Así, con el tiempo, Soler se fue convirtiendo en un habitual lector que a veces solía escribir y en su relación con la vocación y la esquiva escritura no tardó en advertir la reiteración de ciertos gestos que (ahora sí) tardó mucho en reconocer. Y de manera indirecta, a través de interpósitos textos que mentaban el diferir y la supuesta diferencia.

Por ejemplo, la fascinación que le produjo la lectura y relectura de “El cuervo del Arca”, un maravilloso cuento de Nalé Roxlo que solía recomendar a sus pacientes alumnos y del que sigue siendo devoto difusor y exégeta, debería haberle permitido vislumbrar que en la obstinada negativa del soberbio y negro pajarraco a conformarse con las cartas que le ofrece la Providencia en las primeras manos, había algo más que un homenaje a Poe y la literaria pasión romántica del Ideal.

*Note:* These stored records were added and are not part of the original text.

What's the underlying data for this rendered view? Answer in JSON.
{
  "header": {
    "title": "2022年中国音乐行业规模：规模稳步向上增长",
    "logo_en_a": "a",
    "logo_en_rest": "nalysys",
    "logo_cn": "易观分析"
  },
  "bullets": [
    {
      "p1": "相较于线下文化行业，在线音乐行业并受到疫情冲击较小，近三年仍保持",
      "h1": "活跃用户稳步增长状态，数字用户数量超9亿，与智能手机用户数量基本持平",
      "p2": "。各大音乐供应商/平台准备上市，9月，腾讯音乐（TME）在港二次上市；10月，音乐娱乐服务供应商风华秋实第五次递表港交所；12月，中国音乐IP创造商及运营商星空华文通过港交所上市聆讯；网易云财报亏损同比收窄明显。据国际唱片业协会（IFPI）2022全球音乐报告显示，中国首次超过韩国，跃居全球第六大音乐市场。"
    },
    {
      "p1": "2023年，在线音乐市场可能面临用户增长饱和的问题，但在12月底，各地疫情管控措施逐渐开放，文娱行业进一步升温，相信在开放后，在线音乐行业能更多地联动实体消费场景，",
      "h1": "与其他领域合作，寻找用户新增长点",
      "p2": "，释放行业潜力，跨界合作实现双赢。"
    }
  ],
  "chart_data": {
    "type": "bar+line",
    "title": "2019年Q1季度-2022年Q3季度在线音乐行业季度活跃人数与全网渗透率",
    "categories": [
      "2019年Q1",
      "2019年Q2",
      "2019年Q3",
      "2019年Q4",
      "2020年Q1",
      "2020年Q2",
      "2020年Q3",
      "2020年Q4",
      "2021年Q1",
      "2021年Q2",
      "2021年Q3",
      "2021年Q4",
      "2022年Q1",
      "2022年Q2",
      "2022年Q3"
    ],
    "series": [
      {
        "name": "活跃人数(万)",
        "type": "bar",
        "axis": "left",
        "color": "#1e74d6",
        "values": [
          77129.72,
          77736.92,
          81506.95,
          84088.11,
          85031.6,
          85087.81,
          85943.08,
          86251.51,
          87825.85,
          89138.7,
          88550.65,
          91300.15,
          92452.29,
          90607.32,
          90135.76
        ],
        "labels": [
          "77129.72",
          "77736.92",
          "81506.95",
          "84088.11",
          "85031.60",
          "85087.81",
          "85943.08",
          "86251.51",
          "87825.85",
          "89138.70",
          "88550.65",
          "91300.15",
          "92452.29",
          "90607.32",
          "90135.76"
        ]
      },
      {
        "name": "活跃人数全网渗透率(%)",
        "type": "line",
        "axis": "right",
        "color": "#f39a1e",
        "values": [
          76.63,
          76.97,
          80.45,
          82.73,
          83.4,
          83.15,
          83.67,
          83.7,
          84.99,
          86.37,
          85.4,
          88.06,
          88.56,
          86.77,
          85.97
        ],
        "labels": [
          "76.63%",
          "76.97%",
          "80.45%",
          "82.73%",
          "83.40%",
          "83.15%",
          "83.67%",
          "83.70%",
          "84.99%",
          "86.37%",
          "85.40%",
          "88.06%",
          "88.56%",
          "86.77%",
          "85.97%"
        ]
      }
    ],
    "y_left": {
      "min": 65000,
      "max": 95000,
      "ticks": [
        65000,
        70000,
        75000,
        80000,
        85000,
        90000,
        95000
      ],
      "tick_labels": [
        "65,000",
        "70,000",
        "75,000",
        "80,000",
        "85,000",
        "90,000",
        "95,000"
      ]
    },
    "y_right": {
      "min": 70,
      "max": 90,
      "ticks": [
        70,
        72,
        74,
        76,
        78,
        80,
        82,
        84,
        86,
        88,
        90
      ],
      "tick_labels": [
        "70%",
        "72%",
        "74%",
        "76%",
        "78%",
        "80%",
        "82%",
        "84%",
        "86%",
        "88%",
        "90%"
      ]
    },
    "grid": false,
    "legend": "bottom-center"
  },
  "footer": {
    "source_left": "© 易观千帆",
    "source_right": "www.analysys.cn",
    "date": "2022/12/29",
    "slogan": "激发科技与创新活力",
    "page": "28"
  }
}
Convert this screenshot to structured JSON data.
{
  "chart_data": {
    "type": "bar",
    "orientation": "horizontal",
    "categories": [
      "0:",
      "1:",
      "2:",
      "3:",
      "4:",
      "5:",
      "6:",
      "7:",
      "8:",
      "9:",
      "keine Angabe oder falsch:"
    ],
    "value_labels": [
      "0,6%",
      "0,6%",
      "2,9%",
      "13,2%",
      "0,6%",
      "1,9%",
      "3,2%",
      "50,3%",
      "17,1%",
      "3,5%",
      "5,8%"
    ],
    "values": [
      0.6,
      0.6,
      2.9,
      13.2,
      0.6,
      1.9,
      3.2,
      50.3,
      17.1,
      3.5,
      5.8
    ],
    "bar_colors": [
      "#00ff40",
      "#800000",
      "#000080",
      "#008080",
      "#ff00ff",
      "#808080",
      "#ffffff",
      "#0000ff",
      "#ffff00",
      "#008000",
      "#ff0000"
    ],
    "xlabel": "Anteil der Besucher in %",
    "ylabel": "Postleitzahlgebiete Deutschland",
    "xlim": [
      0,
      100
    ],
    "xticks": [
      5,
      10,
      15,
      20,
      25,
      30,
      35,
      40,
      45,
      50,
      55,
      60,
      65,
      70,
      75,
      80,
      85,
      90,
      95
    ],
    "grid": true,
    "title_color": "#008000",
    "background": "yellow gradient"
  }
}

La cosa fue más alevosa aún para Soler con la revelación y conmoción subsecuente que le propinó el arquetípico Fernando Pessoa, compendio de diferentes, maestro del diferir. Los dos evasivos gestos emblemáticos del tremendo poeta –los heterónimos (reconocerse habitado por diferentes voces) y el atestado póstumo baúl (diferir infinitamente la publicación)– no tardaron en resonar en la incipiente autoconciencia del confundido Soler con acordes simpáticos. Había un lugar (además del equívoco mecanismo tal vez heredado de su padre) en que los ademanes del desprestigiado diferir podían ser indicios de una enferma pero innegable genialidad reparadora. Soler solía y suele aún conformarse con eso.

Sin embargo, la condición de tanguero memorioso le suele arrimar –no sin contextos melodramáticos– la precisión descriptiva de un adjetivo piadoso y lapidario: engrupido. No fue el doctor vienés ni algún disciplinado prelacaniano quien lo puso en blanco y negro allá en los veinte. Fue Discepolo, él mismo un patético engrupido, el orgulloso diferente que ni el dolor ni la muerte supo o quiso diferir.

Soler solía en otro tiempo escuchar incorrectos tangos viejos, leer las charlas con ese Mordisquito que muerde todavía. Ahora le hace mal y prefiere, sin plazo, diferirlo.